The decision which software to use for any given project will (hopefully) be guided by many factors, including questions of protection, but also including questions of access to data.

Christian writes:

[T]his is IMO a basic requirement to be able to provide some kind of multilateral security. A negotiation of policies 'before' the application is executed.

Marcus responds:

It's not a requirement to provide multilateral security, it is only a requirement for an attempt to enforce multilateral security by technological means. Issues of multilateral security exists since the first time people engaged into contracts with each other.

The problem with negotiation of policies is that balanced policies as they exist in our society are not representable in a computer, and that the distribution of power today will often do away with negotiation altogether.

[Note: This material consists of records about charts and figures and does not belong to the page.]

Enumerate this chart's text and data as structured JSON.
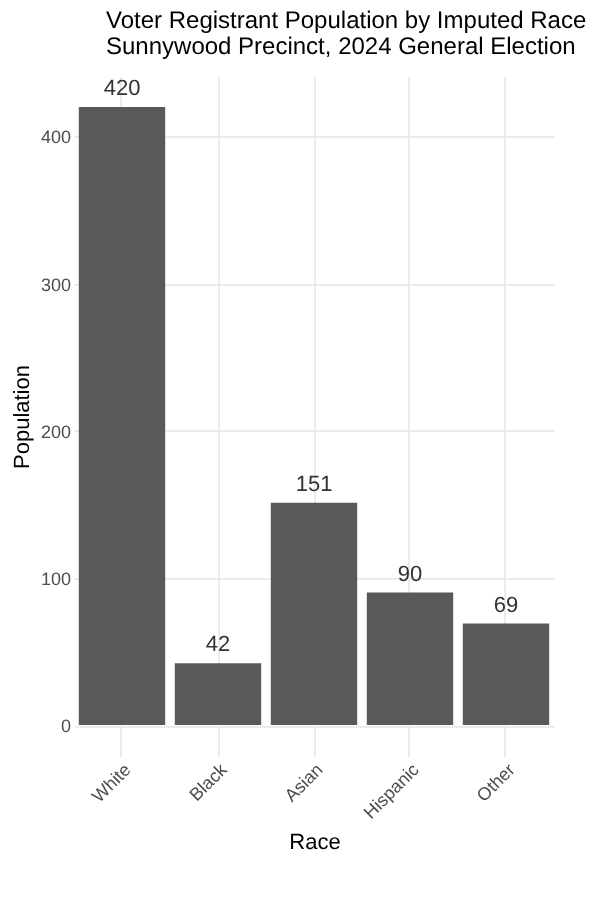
{
  "chart_data": {
    "type": "bar",
    "title": "Voter Registrant Population by Imputed Race",
    "subtitle": "Sunnywood Precinct,  2024 General Election",
    "xlabel": "Race",
    "ylabel": "Population",
    "categories": [
      "White",
      "Black",
      "Asian",
      "Hispanic",
      "Other"
    ],
    "values": [
      420,
      42,
      151,
      90,
      69
    ],
    "color": "#595959",
    "ylim": [
      -21,
      441
    ],
    "yticks": [
      0,
      100,
      200,
      300,
      400
    ],
    "grid": true,
    "data_labels": true
  }
}
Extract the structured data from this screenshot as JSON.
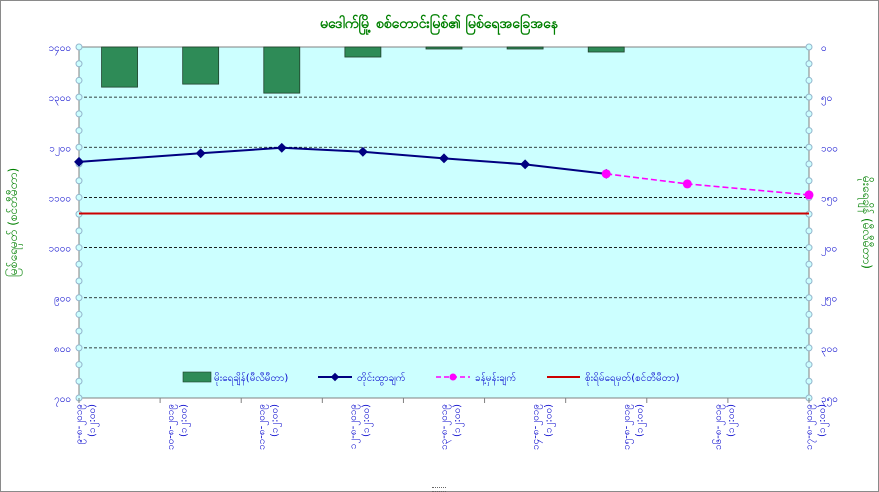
{
  "chart_data": {
    "type": "bar+line",
    "title": "မဒေါက်မြို့ စစ်တောင်းမြစ်၏ မြစ်ရေအခြေအနေ",
    "ylabel_left": "မြစ်ရေမှတ် (စင်တီမီတာ)",
    "ylabel_right": "မိုးရေချိန် (မီလီမီတာ)",
    "y_left": {
      "min": 700,
      "max": 1400,
      "ticks": [
        "၇၀၀",
        "၈၀၀",
        "၉၀၀",
        "၁၀၀၀",
        "၁၁၀၀",
        "၁၂၀၀",
        "၁၃၀၀",
        "၁၄၀၀"
      ]
    },
    "y_right": {
      "min": 0,
      "max": 350,
      "inverted": true,
      "ticks": [
        "၀",
        "၅၀",
        "၁၀၀",
        "၁၅၀",
        "၂၀၀",
        "၂၅၀",
        "၃၀၀",
        "၃၅၀"
      ]
    },
    "categories": [
      [
        "၉-၈-၂၀၁၉",
        "(၁၂:၀၀)"
      ],
      [
        "၁၀-၈-၂၀၁၉",
        "(၁၂:၀၀)"
      ],
      [
        "၁၁-၈-၂၀၁၉",
        "(၁၂:၀၀)"
      ],
      [
        "၁၂-၈-၂၀၁၉",
        "(၁၂:၀၀)"
      ],
      [
        "၁၃-၈-၂၀၁၉",
        "(၁၂:၀၀)"
      ],
      [
        "၁၄-၈-၂၀၁၉",
        "(၁၂:၀၀)"
      ],
      [
        "၁၅-၈-၂၀၁၉",
        "(၁၂:၀၀)"
      ],
      [
        "၁၆-၈-၂၀၁၉",
        "(၁၂:၀၀)"
      ],
      [
        "၁၇-၈-၂၀၁၉",
        "(၁၂:၀၀)"
      ]
    ],
    "series": [
      {
        "name": "မိုးရေချိန်(မီလီမီတာ)",
        "kind": "bar",
        "axis": "right",
        "color": "#2e8b57",
        "values": [
          40,
          37,
          46,
          10,
          2,
          2,
          5,
          null,
          null
        ]
      },
      {
        "name": "တိုင်းထွာချက်",
        "kind": "line",
        "axis": "left",
        "color": "#000080",
        "values": [
          1171,
          1188,
          1199,
          1191,
          1178,
          1166,
          1147,
          null,
          null
        ]
      },
      {
        "name": "ခန့်မှန်းချက်",
        "kind": "dashed-line",
        "axis": "left",
        "color": "#ff00ff",
        "values": [
          null,
          null,
          null,
          null,
          null,
          null,
          1147,
          1127,
          1105
        ]
      },
      {
        "name": "စိုးရိမ်ရေမှတ်(စင်တီမီတာ)",
        "kind": "hline",
        "axis": "left",
        "color": "#cc0000",
        "value": 1068
      }
    ],
    "grid": true,
    "legend_position": "bottom-center"
  },
  "colors": {
    "plot_bg": "#ccffff",
    "title": "#008000",
    "axis_text": "#0000cc",
    "marker": "#93b5cc"
  }
}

I think it is very important to understand what "balanced policies" means in our society. For example, if an employer asks in a job interview if the job applicant is pregnant or wants a child in the near future, the applicant is allowed to consciously lie. Similarly, shrink-wrap licenses often contain unenforcable provisions. However,
one does not need to negotiate the provisions, one can simply "accept"
them and then violate them without violating the law. Our social structure allows for bending of the rules in all sort of places, including situations which involve an imbalance of power (as the above examples), emergencies, customary law, and cases where simply no one cares.

Thus, it is completely illusorical to expect that a balanced policy can be defined in the terms of a computing machine, and that it is the result of prior negotiation. Life is much more complicated than that. Thus, "Trusted computing" and the assumptions underlying its security model are a large-scale assault on our social fabric if deployed in a socially significant scope.